Hope for Rizana Nafeek

Post date: 25-Nov-2010 17:08:57

The proposed executions of two women Asia Bibi in Pakistan and Rizana Nafeek have galvanized lovers of justice and mercy throughout the world to protest the verdicts and plead for pardons. Asia Bibi was, in some ways, lucky that her misfortune occurred in a country whose Government had already responded to the brave criticism of patriotic Pakistani activists and campaigning journalists by empowering a Minister for Human Rights who informed the President that the verdict and sentence were unsound. Rizana Nafeek is, irrespective of guilt or suggested flaws in her arrest and trial, not so lucky and it appears she must rely upon the righteous protests of an outraged world, but have these been effective in other cases?

Karla Faye Tucker (November 18, 1959 – February 3, 1998) was convicted of murder in Texas in 1984 and put to death in 1998. She was the first woman to be executed in the United States since 1984, and the first in Texas since 1863. Because of her gender and widely-publicized conversion to Christianity, she inspired an unusually large national and international movement advocating the commutation of her sentence to life imprisonment, a movement which included a few foreign government officials. (Wikipedia)

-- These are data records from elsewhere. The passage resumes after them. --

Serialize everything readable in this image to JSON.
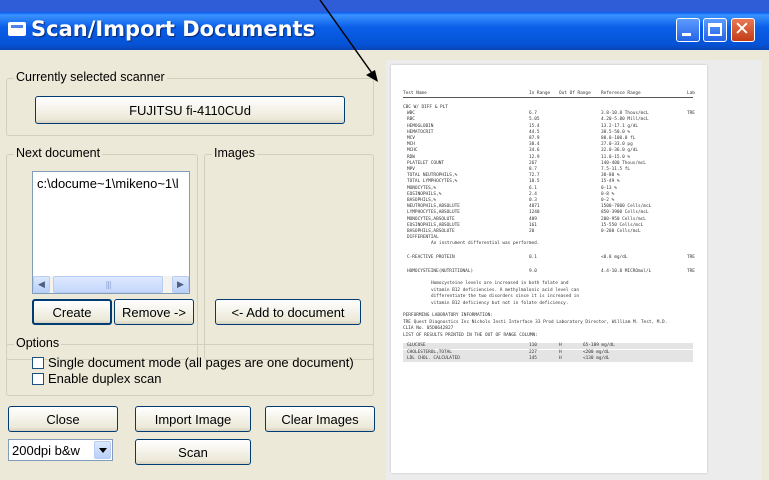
{
  "window": {
    "title": "Scan/Import Documents",
    "minimize_label": "",
    "maximize_label": "",
    "close_glyph": "✕"
  },
  "scanner_group": {
    "label": "Currently selected scanner",
    "scanner_button": "FUJITSU fi-4110CUd"
  },
  "next_document_group": {
    "label": "Next document",
    "items": [
      "c:\\docume~1\\mikeno~1\\l"
    ],
    "create_button": "Create",
    "remove_button": "Remove ->"
  },
  "images_group": {
    "label": "Images",
    "add_button": "<- Add to document"
  },
  "options_group": {
    "label": "Options",
    "single_document_mode": {
      "label": "Single document mode (all pages are one document)",
      "checked": false
    },
    "enable_duplex": {
      "label": "Enable duplex scan",
      "checked": false
    }
  },
  "actions": {
    "close": "Close",
    "import_image": "Import Image",
    "clear_images": "Clear Images",
    "resolution": "200dpi b&w",
    "scan": "Scan"
  },
  "preview": {
    "header": [
      "Test Name",
      "In Range",
      "Out Of Range",
      "Reference Range",
      "Lab"
    ],
    "rows": [
      [
        "CBC W/ DIFF & PLT",
        "",
        "",
        "",
        ""
      ],
      [
        "WBC",
        "6.7",
        "",
        "3.8-10.8 Thous/mcL",
        "TRE"
      ],
      [
        "RBC",
        "5.05",
        "",
        "4.20-5.80 Mill/mcL",
        ""
      ],
      [
        "HEMOGLOBIN",
        "15.4",
        "",
        "13.2-17.1 g/dL",
        ""
      ],
      [
        "HEMATOCRIT",
        "44.5",
        "",
        "38.5-50.0 %",
        ""
      ],
      [
        "MCV",
        "87.9",
        "",
        "80.0-100.0 fL",
        ""
      ],
      [
        "MCH",
        "30.4",
        "",
        "27.0-33.0 pg",
        ""
      ],
      [
        "MCHC",
        "34.6",
        "",
        "32.0-36.0 g/dL",
        ""
      ],
      [
        "RDW",
        "12.9",
        "",
        "11.0-15.0 %",
        ""
      ],
      [
        "PLATELET COUNT",
        "267",
        "",
        "140-400 Thous/mcL",
        ""
      ],
      [
        "MPV",
        "8.7",
        "",
        "7.5-11.5 fL",
        ""
      ],
      [
        "TOTAL NEUTROPHILS,%",
        "72.7",
        "",
        "38-80 %",
        ""
      ],
      [
        "TOTAL LYMPHOCYTES,%",
        "18.5",
        "",
        "15-49 %",
        ""
      ],
      [
        "MONOCYTES,%",
        "6.1",
        "",
        "0-13 %",
        ""
      ],
      [
        "EOSINOPHILS,%",
        "2.4",
        "",
        "0-8 %",
        ""
      ],
      [
        "BASOPHILS,%",
        "0.3",
        "",
        "0-2 %",
        ""
      ],
      [
        "NEUTROPHILS,ABSOLUTE",
        "4871",
        "",
        "1500-7800 Cells/mcL",
        ""
      ],
      [
        "LYMPHOCYTES,ABSOLUTE",
        "1240",
        "",
        "850-3900 Cells/mcL",
        ""
      ],
      [
        "MONOCYTES,ABSOLUTE",
        "409",
        "",
        "200-950 Cells/mcL",
        ""
      ],
      [
        "EOSINOPHILS,ABSOLUTE",
        "161",
        "",
        "15-550 Cells/mcL",
        ""
      ],
      [
        "BASOPHILS,ABSOLUTE",
        "20",
        "",
        "0-200 Cells/mcL",
        ""
      ],
      [
        "DIFFERENTIAL",
        "",
        "",
        "",
        ""
      ]
    ],
    "diff_note": "An instrument differential was performed.",
    "crp_row": [
      "C-REACTIVE PROTEIN",
      "0.1",
      "",
      "<0.8 mg/dL",
      "TRE"
    ],
    "homocysteine_row": [
      "HOMOCYSTEINE(NUTRITIONAL)",
      "9.0",
      "",
      "4.4-10.8 MICROmol/L",
      "TRE"
    ],
    "note_lines": [
      "Homocysteine levels are increased in both folate and",
      "vitamin B12 deficiencies. A methylmalonic acid level can",
      "differentiate the two disorders since it is increased in",
      "vitamin B12 deficiency but not in folate deficiency."
    ],
    "lab_info_lines": [
      "PERFORMING LABORATORY INFORMATION:",
      "TRE  Quest Diagnostics Inc Nichols Insti Interface 33 Prod Laboratory Director, William M. Test, M.D.",
      "      CLIA No. 05D0642827",
      "LIST OF RESULTS PRINTED IN THE OUT OF RANGE COLUMN:"
    ],
    "out_of_range_rows": [
      [
        "GLUCOSE",
        "110",
        "H",
        "65-109 mg/dL"
      ],
      [
        "CHOLESTEROL,TOTAL",
        "227",
        "H",
        "<200 mg/dL"
      ],
      [
        "LDL CHOL. CALCULATED",
        "145",
        "H",
        "<130 mg/dL"
      ]
    ]
  }
}
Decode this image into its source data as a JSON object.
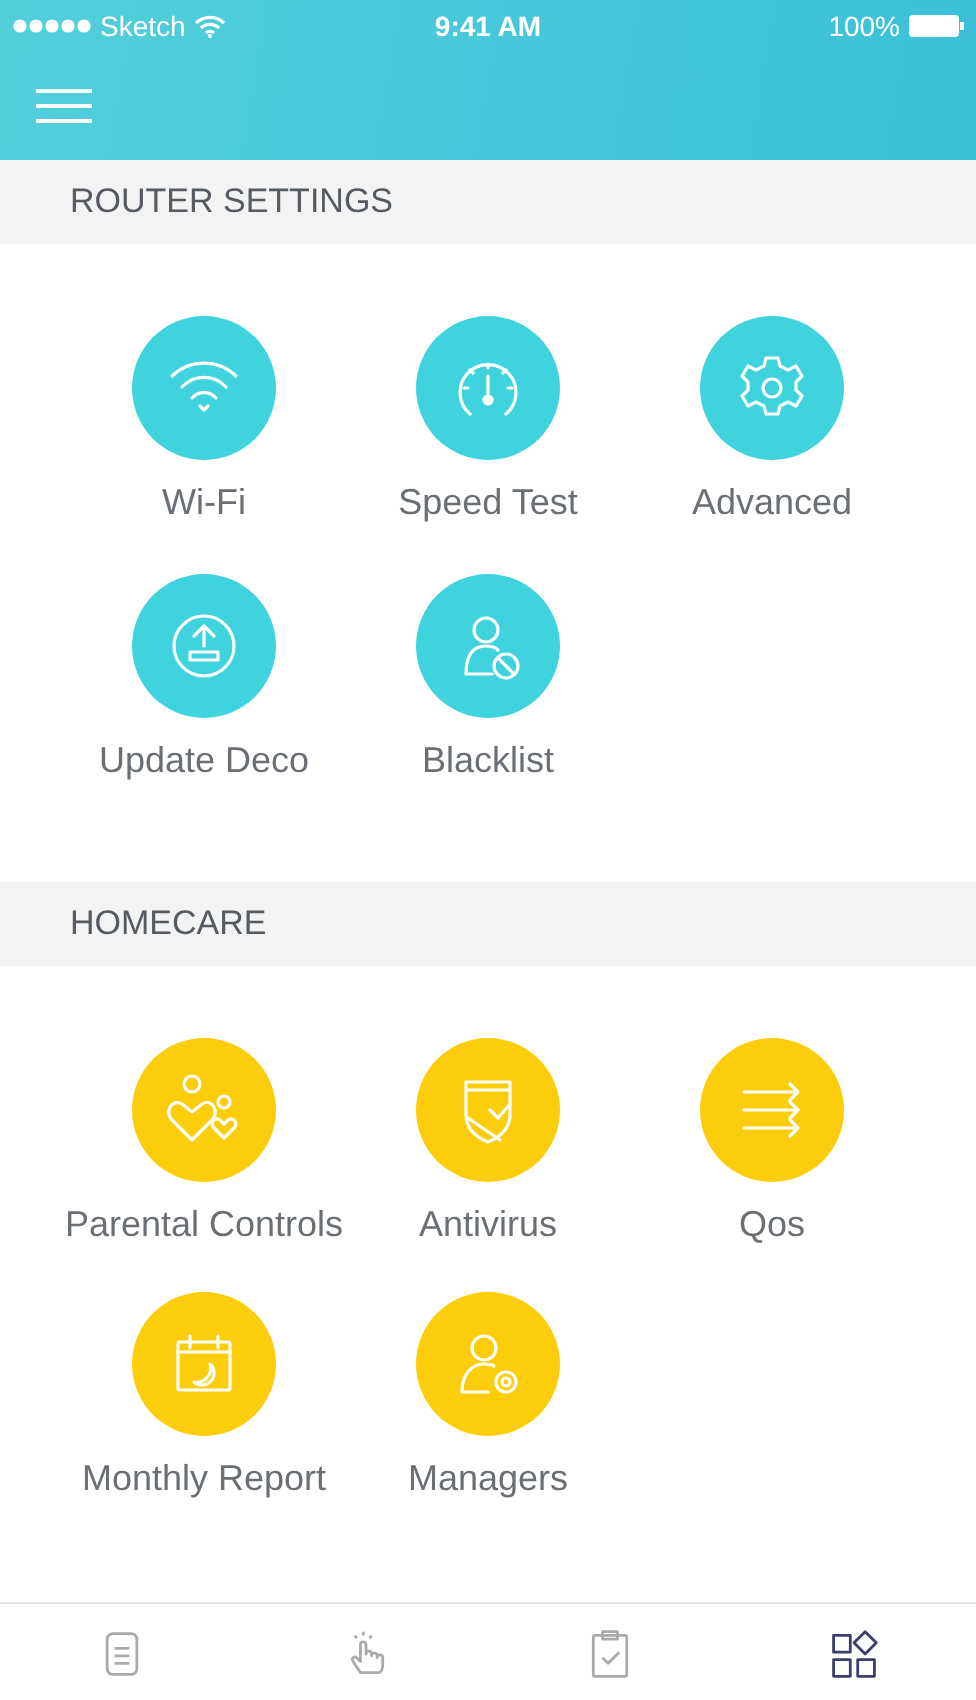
{
  "status_bar": {
    "carrier": "Sketch",
    "time": "9:41 AM",
    "battery": "100%"
  },
  "sections": [
    {
      "title": "ROUTER SETTINGS",
      "kind": "router",
      "items": [
        {
          "label": "Wi-Fi"
        },
        {
          "label": "Speed Test"
        },
        {
          "label": "Advanced"
        },
        {
          "label": "Update Deco"
        },
        {
          "label": "Blacklist"
        }
      ]
    },
    {
      "title": "HOMECARE",
      "kind": "homecare",
      "items": [
        {
          "label": "Parental Controls"
        },
        {
          "label": "Antivirus"
        },
        {
          "label": "Qos"
        },
        {
          "label": "Monthly Report"
        },
        {
          "label": "Managers"
        }
      ]
    }
  ],
  "tab_bar": [
    {
      "selected": false
    },
    {
      "selected": false
    },
    {
      "selected": false
    },
    {
      "selected": true
    }
  ]
}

Teresa Lewis. The first woman to be executed in America for five years died by lethal injection yesterday - despite a flood of pleas for mercy.

Relatives of her victims watched as she was led into the death chamber at Greensville Correctional Center in Jarratt, Virginia. Lewis was said to have appeared fearful, with her jaw clenched. She looked tensely at the 14 officials present before being bound to a gurney with heavy leather straps.

Moments before she died, her last words were to her stepdaughter Kathy Clifton. She told her: "I love you. I'm very sorry." (The Sun, 2010)

Tucker and Lewis found that despite finding religion, repenting their crimes, in one case being mentally incompetent and being the centre of international efforts to save their lives that democratically elected authorities remained unmoved and they were executed. In the UK the unconnected trials and executions of Ruth Ellis in 1955 and Derek Bentley in 1953 both generated unsuccessful protests, calls for mercy and are discussed to this day by opponents to capital punishment. So should Rizana Nafeek have much hope?

It may seem strange to critics of Islamic punishments but the answer is yes, Rizana does have cause to hope for a commutation of the sentence. First, although the Kingdom of Saudi Arabia has a reputation for harsh and speedy justice any Muslim leadership has a religious duty to consider repentance and pleas for mercy as mitigating factors to punishment. Second, the shari’ah has a mechanism by which the relatives of a murder victim may forgive the convicted murderer and block a judicial execution which is not an option in many civilised states. The victim’s close relatives may accept a compensatory payment known as diyyah, or simply forgive as an act of pious mercy.

Diyyah, like many Islamic concepts is often given a distorted popular meaning because of careless or inappropriate translation. Blood money has become associated with payments made to commission crimes or as bribes given to make a crime disappear however diyyah does not make a crime disappear but does avert vengeance, feuds and vendettas or mitigate lex talionis as the weregild did in Saxon society and as it might for Rizana Nafeek. While there is no replacement for the loss of a limb or a loved one compensatory payments to mitigate the effects of the loss or prevent further harm are a part of all civilised legal systems.

The questions for all of us who wish Rizana Nafeek to live is how much do we value her life or is she only of value as an opportunity to criticise another nation’s legal system?